Nicht als Kanonenfutter abschießen lassen wollen sich die Gemeinderivalen Hoykenkamp und Grüppenbühren/Bookholzberg. TSH-Trainer Jörn Franke ist nach der bisherigen Vorbereitung auch optimistisch, dass dies nicht passiert. „Alle Akteure ziehen voll mit, in den bisherigen Testspielen zeigte die Mannschaft schon gute Ansätze.“ Wie am vergangenen Wochenende, als die Turnerschaft das eigene Turnier in Hoykenkamp gewann. Beim Engelbart-Cup ist der TSH-Kader zur Freude von Franke komplett. Er hofft deshalb, dass sich seine Mannschaft im spielerischen und taktischen Bereich weiter verbessert.

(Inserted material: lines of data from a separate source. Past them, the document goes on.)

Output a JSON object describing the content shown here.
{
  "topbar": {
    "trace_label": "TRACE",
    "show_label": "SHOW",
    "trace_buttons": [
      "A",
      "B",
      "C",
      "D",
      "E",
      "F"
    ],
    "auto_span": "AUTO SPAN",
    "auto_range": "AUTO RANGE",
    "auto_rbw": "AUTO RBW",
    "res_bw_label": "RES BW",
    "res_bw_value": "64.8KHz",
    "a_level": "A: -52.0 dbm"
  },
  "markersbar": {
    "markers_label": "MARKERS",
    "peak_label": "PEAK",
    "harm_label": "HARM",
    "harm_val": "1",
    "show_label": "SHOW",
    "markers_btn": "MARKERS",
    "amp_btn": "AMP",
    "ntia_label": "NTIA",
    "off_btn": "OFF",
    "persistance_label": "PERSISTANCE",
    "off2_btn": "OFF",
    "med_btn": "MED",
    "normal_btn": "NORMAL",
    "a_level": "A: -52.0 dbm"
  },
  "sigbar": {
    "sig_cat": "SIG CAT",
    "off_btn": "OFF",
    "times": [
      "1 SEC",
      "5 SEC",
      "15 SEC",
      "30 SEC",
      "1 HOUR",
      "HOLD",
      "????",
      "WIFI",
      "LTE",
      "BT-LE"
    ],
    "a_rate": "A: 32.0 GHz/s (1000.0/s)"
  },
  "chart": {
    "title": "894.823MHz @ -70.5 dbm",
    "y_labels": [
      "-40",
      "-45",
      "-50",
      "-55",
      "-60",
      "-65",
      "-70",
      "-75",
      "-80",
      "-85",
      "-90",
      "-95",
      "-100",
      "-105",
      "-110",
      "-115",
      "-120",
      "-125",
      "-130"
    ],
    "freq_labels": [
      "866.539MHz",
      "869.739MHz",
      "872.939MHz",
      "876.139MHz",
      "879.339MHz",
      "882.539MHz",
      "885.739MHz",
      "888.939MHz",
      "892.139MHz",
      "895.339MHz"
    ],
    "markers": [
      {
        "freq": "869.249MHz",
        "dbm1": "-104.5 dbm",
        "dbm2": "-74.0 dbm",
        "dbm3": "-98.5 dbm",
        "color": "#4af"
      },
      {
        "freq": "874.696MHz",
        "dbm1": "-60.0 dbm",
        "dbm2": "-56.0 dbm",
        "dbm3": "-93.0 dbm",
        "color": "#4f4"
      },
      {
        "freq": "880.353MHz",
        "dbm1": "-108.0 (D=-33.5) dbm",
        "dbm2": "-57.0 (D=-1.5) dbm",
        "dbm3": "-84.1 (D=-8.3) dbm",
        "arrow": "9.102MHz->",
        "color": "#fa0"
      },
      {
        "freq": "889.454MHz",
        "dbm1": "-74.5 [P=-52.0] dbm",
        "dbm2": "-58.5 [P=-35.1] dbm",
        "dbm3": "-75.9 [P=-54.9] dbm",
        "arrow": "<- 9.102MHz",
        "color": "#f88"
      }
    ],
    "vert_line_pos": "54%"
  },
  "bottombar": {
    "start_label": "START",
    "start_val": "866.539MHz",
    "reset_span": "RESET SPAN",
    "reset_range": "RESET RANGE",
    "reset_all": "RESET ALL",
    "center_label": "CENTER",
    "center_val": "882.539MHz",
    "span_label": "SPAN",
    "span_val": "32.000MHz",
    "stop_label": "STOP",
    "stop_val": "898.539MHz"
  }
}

Grüppenbührens Trainer Sven Engelmann skeptisch

Im Gegensatz zum Nachbarn Hoykenkamp ist Grüppenbührens Trainer Sven Engelmann mit dem bisherigen Stand der Vorbereitung noch nicht zufrieden. Das habe gerade das stramme Programm mit etlichen Trainingseinheiten in den vergangenen sechs Tagen und vier Testspielen zum Abschluss gezeigt, erklärt Engelmann. „Wir müssen uns spielerisch noch weiter verbessern. Auch im taktischen Bereich läuft es noch nicht so rund“, zog er ein deutliches Fazit.

Während der HSGCoach am Freitag noch auf einen kompletten Kader zurückgreifen kann, werden am Samstag wohl einige Spieler aus privaten Gründen fehlen.